Cant feed data into ES

Elastic Stack Logstash
1

Hello,

I have setup a server with ES, kibana and logstash.

When I try to feed data to ES using logstash, I get

[2017-11-02T10:38:55,197][INFO ][logstash.outputs.elasticsearch] Running health check to see if an Elasticsearch connection is working {:healthcheck_url=>http://logstash_system:xxxxxx@localhost:9200/, :path=>"/"} [2017-11-02T10:38:55,333][WARN ][logstash.outputs.elasticsearch] Attempted to resurrect connection to dead ES instance, but got an error. {:url=>"http://logstash_system:xxxxxx@localhost:9200/", :error_type=>LogStash::Outputs::ElasticSearch::HttpClient::Pool::BadResponseCodeError, :error=>"Got response code '401' contacting Elasticsearch at URL 'http://localhost:9200/'"}

Which looks like logstash_system user can't authentify/access ES.

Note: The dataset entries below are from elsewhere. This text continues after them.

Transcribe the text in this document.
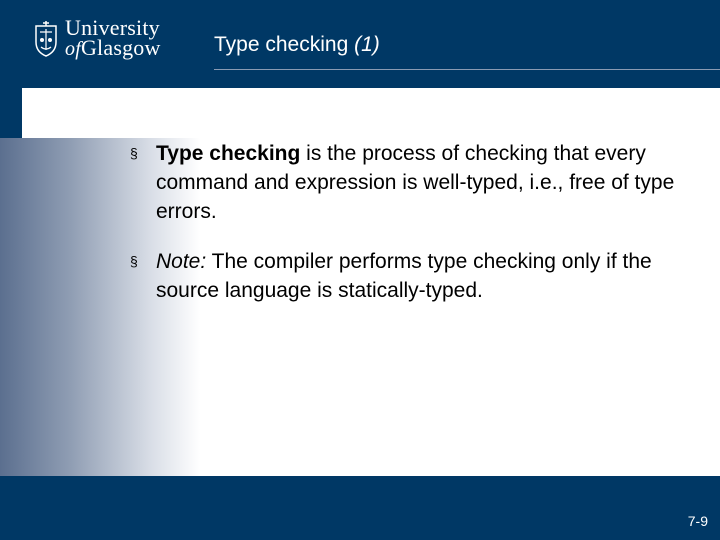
University
ofGlasgow	Type checking (1)
§ Type checking is the process of checking that every command and expression is well-typed, i.e., free of type errors.
§ Note: The compiler performs type checking only if the source language is statically-typed.
7-9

I changed logstash_system user's password, following the setup XPACK security doc.

Do I need to tell ES that logstash_system has a custom password ? What is logstash_system default password ?

When I

curl -u logstash_system -XGET http://localhost:9200/

And use the logstash password I've set, I get a correct response ("you know, for search" default response).

The logstash user I use for writting is logstash_writer, another user.

logstash.conf :

input {
  file {
       path => "/a/cool/path"
       start_position => "beginning"
       sincedb_path => "/dev/null"
  }
}

filter {
       csv {
           separator => ","
           columns => ["column", "column2"]
        }
}

output {
        elasticsearch {
                      user => "logstash_writer"
                      password => "pswd"
                      hosts => "http://localhost:9200"
                      index => "index"
        }
        stdout { codec => rubydebug }
}

Thanks

2

This topic was automatically closed 28 days after the last reply. New replies are no longer allowed.